Finance Minister Eric Lombard said on Thursday he saw no risk of a financial crisis in France, aiming to reassure investors as the government faces a likely confidence vote defeat next month.
French bonds and stocks took a beating on markets earlier this week as Prime Minister Francois Bayrou surprised everyone on Monday by announcing the confidence vote over his plans for sweeping budget cuts.
Bayrou will focus the vote on the need to put the country’s finances back on track as he tries to get approval for his budget plans.
Lombard himself talked earlier this week of a potential risk of needing the International Monetary Fund to step in if France did not put its finances in order.
However, Lombard adopted a more reassuring tone on Thursday.

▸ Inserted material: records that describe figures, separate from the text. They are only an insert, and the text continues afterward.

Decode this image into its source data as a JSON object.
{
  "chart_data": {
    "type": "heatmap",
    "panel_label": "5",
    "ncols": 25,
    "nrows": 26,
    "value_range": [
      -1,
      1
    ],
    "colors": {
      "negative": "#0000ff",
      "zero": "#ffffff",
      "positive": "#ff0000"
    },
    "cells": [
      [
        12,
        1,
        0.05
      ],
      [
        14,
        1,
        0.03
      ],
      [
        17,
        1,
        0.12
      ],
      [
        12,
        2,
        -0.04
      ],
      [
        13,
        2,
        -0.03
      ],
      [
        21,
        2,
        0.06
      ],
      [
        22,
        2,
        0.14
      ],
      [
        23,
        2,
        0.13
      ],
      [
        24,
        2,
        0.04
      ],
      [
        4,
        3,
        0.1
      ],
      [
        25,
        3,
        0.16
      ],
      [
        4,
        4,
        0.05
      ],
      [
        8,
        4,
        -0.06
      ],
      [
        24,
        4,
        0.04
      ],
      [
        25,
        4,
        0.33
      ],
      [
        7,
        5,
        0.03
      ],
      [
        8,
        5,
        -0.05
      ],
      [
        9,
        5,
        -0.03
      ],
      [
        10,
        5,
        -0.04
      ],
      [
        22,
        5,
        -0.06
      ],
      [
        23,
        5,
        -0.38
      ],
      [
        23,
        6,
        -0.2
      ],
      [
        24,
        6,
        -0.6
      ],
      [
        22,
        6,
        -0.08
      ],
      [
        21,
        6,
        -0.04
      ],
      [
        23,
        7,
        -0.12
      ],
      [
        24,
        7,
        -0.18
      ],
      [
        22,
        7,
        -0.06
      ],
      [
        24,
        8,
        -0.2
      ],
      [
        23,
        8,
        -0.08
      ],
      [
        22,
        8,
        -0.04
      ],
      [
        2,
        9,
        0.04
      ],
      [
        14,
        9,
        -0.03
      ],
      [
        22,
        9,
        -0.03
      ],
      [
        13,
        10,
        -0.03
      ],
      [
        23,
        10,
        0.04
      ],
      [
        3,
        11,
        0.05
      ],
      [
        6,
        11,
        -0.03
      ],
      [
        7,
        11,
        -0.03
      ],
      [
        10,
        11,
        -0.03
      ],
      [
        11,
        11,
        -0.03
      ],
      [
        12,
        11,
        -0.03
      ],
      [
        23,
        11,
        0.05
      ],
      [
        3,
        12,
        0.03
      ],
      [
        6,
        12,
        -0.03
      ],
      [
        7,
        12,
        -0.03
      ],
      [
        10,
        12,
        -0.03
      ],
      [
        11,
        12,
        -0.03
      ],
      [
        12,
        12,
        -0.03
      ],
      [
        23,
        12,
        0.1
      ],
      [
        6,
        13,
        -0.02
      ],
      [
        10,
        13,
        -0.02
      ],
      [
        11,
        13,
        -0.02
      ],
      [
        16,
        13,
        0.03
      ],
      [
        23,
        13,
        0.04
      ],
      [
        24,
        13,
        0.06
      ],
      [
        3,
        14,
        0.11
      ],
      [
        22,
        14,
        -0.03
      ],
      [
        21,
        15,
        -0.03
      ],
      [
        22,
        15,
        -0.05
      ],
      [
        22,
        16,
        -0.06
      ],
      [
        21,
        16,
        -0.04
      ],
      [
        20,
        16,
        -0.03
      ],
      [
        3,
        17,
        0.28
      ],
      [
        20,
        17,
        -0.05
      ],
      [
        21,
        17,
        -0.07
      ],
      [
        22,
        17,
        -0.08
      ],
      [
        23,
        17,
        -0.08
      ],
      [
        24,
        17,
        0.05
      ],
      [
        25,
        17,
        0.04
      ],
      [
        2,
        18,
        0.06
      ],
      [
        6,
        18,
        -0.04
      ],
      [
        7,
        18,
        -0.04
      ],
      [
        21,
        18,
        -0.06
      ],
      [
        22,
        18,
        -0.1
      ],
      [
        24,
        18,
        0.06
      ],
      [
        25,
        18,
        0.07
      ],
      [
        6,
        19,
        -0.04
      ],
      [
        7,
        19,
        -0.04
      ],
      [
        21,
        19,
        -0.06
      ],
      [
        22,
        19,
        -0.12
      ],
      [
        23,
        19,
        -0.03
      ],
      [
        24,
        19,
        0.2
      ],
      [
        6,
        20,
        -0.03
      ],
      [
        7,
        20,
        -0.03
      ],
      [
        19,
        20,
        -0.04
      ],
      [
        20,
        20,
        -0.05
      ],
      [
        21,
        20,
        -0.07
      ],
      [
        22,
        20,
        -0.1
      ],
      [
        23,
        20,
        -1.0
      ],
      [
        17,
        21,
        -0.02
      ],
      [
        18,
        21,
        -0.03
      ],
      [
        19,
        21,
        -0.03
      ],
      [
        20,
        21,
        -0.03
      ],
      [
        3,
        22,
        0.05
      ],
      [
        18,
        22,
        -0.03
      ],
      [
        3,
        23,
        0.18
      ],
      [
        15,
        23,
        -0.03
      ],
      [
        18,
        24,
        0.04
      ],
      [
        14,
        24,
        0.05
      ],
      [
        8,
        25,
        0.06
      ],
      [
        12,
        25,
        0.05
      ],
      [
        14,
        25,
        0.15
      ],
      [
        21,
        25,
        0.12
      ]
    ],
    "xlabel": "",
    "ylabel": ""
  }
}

French Economy Remains Stable
“I don’t believe in a financial crisis,” he told a gathering of France’s MEDEF business lobby group. “The country is rich, the country is growing, the country is managed, it is under control, and France’s businesses are doing their job,” he said.
“We have no difficulty financing our economy,” he added, adding that the public deficit would be cut to 5.4% of gross domestic product by the end of the year, as planned.
Opposition parties have said they will bring down the minority government in the September 8 confidence vote.
Business leaders told the same conference on Wednesday that the political crisis carried heavy risks for the economy.
Opinion polls conducted after Bayrou’s announcement show most French people now want new parliamentary and presidential elections, pointing to deepening dissatisfaction with politics and a risk of lasting uncertainty.
According to the opinion polls released on Wednesday, two-thirds of people surveyed in two of the three polls also wanted President Emmanuel Macron to resign, and the far-right National Rally (RN) got the most backing to lead the next government in one poll, although not a majority.
The polling points to a deepening of the uncertainty and dissatisfaction with politics in a country that has had only minority cabinets and fragmented parliaments since Macron’s re-election in 2022.